In the July/August issue of the Connecticut Lawyer magazine, attorney Joseph Blyskal has the first of a two-part article on the state of restrictive covenants in employment agreements in Connecticut. I’ve talked about this several times before (most recently earlier this summer), but the Connecticut Lawyer article is recommended reading as well (it’s behind a paywall).
It’s worth reviewing a few key points that can be derived from the article.
First, the author concedes that there has been a lack of controlling cases from any of the key appellate courts lately. He readily admits that the recent cases do nothing to change the “welll-established standards governing enforceability of restrictive covenants in employment agreements.”
And what is that standard? Over 50 years old, it remains a fact-specific inquiry that “requires the actual impact of particular arrangements on competition [to] be examined to determine whether they have a pernicious effect on competition and lack any redeeming virtue.”

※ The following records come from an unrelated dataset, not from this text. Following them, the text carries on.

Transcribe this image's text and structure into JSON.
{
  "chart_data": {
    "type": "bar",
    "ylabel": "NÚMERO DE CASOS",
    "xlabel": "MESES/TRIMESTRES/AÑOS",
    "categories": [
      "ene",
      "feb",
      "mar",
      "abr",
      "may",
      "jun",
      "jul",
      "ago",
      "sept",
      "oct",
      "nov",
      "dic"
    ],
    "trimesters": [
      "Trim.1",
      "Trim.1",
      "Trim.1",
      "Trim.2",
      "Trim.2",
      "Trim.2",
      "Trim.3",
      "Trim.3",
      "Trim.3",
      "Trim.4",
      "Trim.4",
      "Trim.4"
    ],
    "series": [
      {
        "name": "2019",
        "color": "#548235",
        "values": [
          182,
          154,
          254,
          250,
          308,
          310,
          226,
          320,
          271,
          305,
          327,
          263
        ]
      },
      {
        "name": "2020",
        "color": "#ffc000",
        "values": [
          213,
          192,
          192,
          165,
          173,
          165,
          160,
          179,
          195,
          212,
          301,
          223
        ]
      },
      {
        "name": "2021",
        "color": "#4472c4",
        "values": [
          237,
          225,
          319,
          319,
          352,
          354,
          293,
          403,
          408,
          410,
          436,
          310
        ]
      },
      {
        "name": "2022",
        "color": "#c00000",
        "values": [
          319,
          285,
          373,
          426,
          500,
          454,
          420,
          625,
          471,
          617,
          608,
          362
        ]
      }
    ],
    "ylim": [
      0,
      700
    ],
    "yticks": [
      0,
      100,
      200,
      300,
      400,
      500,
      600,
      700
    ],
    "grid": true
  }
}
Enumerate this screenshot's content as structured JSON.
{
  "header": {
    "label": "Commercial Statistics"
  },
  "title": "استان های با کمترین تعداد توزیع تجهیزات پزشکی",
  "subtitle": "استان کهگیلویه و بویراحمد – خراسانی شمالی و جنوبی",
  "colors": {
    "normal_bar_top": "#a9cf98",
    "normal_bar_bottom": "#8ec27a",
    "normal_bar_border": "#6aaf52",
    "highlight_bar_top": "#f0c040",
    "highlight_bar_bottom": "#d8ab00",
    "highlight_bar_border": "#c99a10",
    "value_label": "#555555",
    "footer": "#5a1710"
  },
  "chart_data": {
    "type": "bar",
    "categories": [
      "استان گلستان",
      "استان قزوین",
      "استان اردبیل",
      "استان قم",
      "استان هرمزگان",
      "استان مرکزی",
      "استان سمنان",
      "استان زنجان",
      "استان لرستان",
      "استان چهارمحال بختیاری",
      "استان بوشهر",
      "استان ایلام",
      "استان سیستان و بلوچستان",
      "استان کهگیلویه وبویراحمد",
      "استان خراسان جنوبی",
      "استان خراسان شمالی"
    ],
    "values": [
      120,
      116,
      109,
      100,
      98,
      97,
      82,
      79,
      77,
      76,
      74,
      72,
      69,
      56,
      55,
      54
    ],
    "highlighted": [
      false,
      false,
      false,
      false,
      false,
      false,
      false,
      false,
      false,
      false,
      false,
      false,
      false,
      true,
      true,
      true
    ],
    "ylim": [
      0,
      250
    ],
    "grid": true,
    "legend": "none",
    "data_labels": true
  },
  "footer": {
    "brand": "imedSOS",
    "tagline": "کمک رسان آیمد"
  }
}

The article then goes on to discuss how various cases apply the factors that courts use to decide whether or not restrictions are reasonable. Employers are fairing in the middle on a cursory review of the cases. Where the restrictive covenants are in writing and are not overreaching, courts have upheld them, but too often employers try to enforce overbroad provisions or, in one instance, try to create restrictions after-the-fact.
Another takeaway from the article is the observation that claims are also being made lately on a related law: The Connecticut Uniform Trade Secret Act (CUTSA). The author teases that this will be discussed further in part two, which will be published later this month.
All told, for those interested in the subject, the article provides a good recap of the state of affairs for restrictive covenants.